The city’s very best pretzel isn’t actually made in the city at all.
It’s time to declare the best pretzel in New York. Luckily, one of the city’s most iconic foods has gotten some serious upgrades lately. These half-dozen are truly excellent.
The Absolute Best
509 Coney Island Ave., at Turner Pl., Prospect Park South; 718-284-5800
The city’s greatest pretzel is enormous and soulful. Its exterior is buttery and blistered. Following ancient pretzel axioms, its fattest loop is scored so it busts open at the seam, and it has the sting of crunchy salt that pretzels are supposed to have but rarely do, which is why it may seem a cruel irony that these pretzels actually come from a nameless factory based in the suburban outskirts of Munich, shipped from Bavaria to Las Vegas, then trucked into Brooklyn by a distributor. Werkstatt owner Thomas Ferlesch admits he first dismissed the concept of imported pretzels as nonsense.

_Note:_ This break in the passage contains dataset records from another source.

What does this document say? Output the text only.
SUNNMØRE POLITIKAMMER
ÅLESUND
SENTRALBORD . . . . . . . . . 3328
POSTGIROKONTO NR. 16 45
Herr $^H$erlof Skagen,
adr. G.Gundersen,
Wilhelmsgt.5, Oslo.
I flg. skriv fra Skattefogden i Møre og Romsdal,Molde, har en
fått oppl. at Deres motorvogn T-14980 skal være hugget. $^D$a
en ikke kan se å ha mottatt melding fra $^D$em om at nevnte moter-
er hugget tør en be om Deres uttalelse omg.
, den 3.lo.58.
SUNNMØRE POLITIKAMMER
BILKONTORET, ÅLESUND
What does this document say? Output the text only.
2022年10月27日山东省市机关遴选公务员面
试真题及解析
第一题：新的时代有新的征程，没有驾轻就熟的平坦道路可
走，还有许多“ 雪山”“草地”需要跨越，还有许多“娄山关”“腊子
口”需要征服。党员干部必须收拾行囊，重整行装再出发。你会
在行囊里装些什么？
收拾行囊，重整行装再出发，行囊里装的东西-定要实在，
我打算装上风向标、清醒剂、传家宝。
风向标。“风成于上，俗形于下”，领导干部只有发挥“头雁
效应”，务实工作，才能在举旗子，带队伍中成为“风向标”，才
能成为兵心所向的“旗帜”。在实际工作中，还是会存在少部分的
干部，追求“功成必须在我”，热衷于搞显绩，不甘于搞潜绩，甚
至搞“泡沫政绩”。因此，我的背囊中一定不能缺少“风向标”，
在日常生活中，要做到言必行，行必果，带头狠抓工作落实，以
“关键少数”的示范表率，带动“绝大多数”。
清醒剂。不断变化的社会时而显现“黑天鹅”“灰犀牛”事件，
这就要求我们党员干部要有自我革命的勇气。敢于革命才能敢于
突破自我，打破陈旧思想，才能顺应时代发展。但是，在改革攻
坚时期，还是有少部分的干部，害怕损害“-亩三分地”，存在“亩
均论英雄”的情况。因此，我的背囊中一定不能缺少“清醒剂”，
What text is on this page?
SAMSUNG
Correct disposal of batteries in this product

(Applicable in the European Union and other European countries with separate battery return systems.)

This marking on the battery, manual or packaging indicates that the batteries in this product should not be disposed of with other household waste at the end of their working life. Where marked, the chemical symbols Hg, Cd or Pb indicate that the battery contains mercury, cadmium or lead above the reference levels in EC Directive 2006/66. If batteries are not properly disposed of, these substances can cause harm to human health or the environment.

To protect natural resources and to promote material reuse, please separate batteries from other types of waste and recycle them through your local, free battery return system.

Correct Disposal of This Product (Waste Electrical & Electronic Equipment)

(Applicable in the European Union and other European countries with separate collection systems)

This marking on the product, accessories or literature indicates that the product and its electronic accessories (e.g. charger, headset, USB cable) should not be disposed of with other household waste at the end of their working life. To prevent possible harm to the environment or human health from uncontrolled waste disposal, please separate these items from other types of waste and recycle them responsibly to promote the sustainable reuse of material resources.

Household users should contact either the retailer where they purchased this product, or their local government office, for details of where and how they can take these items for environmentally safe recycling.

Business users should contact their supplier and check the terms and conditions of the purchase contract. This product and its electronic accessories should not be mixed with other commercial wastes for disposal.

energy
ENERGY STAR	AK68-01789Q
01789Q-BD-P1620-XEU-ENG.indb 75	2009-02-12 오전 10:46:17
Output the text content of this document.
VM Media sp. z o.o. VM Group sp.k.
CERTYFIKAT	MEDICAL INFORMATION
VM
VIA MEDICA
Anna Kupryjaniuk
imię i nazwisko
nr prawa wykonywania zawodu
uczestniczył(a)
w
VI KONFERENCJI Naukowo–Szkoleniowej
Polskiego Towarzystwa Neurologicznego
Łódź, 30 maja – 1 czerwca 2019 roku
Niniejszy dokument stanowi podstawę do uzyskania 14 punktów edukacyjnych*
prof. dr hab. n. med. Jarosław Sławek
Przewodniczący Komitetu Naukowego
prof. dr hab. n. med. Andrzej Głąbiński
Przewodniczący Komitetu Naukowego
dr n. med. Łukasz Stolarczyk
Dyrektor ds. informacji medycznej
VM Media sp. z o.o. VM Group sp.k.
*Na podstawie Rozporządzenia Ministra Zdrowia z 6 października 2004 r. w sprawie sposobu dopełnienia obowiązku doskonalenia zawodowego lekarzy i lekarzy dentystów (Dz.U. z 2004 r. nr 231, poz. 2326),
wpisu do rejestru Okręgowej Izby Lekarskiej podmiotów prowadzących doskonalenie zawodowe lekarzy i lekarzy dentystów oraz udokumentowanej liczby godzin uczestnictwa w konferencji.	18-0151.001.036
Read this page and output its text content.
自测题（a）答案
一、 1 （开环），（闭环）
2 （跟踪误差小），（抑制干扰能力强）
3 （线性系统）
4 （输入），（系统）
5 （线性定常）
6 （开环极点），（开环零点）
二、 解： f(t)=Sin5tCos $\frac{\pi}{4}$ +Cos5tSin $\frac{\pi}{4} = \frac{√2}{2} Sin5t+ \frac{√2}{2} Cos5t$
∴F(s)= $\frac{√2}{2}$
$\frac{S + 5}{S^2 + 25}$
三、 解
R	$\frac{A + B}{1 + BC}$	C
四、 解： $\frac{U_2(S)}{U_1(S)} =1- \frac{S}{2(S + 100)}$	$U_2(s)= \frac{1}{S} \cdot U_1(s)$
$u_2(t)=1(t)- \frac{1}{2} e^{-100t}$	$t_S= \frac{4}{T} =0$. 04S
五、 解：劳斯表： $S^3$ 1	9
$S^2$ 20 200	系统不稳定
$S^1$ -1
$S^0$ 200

Until, that is, he held a tasting with a spread of different options, and “none of them came even close.” After tasting them, it’s hard to disagree.
380 Lafayette St., at Great Jones St.; 212-533-3000
James Belisle, the house boulanger at Andrew Carmellini’s French café, prepares his pretzels in a kind of cross-cultural “Alsatian” mode. His folded dough gets a dip in a water bath with food-grade lye, the traditional, fussy prebake ritual that ensures a deep brown color will develop in the hot oven. The pretzels emerge with a spindly interior and puffed-up outer ring, meaning bites alternate between crisp and fluffy. A sprinkle of flaky salt lends a satisfying crackle.
3. Bronx Baking Co.
Available at multiple locations
The first Ghostbusters was playing in theaters the last time anyone bought a decent pretzel from a street cart. Alexis Farachi, a Bronx-based upstart and baking savant, wanted to change that, so she delved into research to come up with an amazing pretzel that could be sold around town. Her finished product is chewy, with a hint of sweetness, that would be welcome on many street corners. For now, though, you’ll find them in dozens of locavore-leaning shops and establishments, such as 61 Local and the Greene Grape.
4. Sigmund’s Pretzel Shop
29 Ave. B, nr. 3rd St.; 646-410-0333
Sigmund’s pretzels happen to be the softest of all soft pretzels, and the more experimental flavors are surprisingly effective: Feta and olive proffers a volcanic bloom of cheese spouting from a pastry mantle; caraway makes a welcome appearance elsewhere. The Gruyère-paprika pretzel is made with a heap of cheese blast-melted on top that gives it a sharp, elegant funk. Sigmund’s “churro pretzel” may sound like a marketing exercise in hybrid food 101, but the pillowy, cinnamon-sugar-sprinkled demeanor would devastate Auntie Anne if she ever caught word of it.
5. Prime Meats
465 Court St., at Luquer St.; 718-254-0327
Thin, loopy, and crisp on top, thick and soft on the bottom, with a generous reservoir of coarse-grain salt, this southwestern German version is served with a big pat of butter and mustard, which means it is essentially calling out for a big side of weisswurst. Thankfully, Frank Castronovo and Frank Falcinelli make that in house as well. Lovers of grab-and-go pretzels are in luck, too, since the Franks also sell these at their nearby coffee shop, Cafe Pedlar.
6. Crimson & Rye
198 E. 54th St., at Third Ave.; 212-687-6692
Kudos to chef Charlie Palmer for keeping a lowly pretzel on his bar menu while the rest of the world continues to obsess over sliders and tartare. Palmer’s version of the classic New York snack has a dark exterior that packs a distinct alkaline tang. It’s outsize and inflated, and the accompanying beer cheese is actually a melty dip that approaches fonduta, which is an appropriate touch considering this pretzel’s swanky surroundings.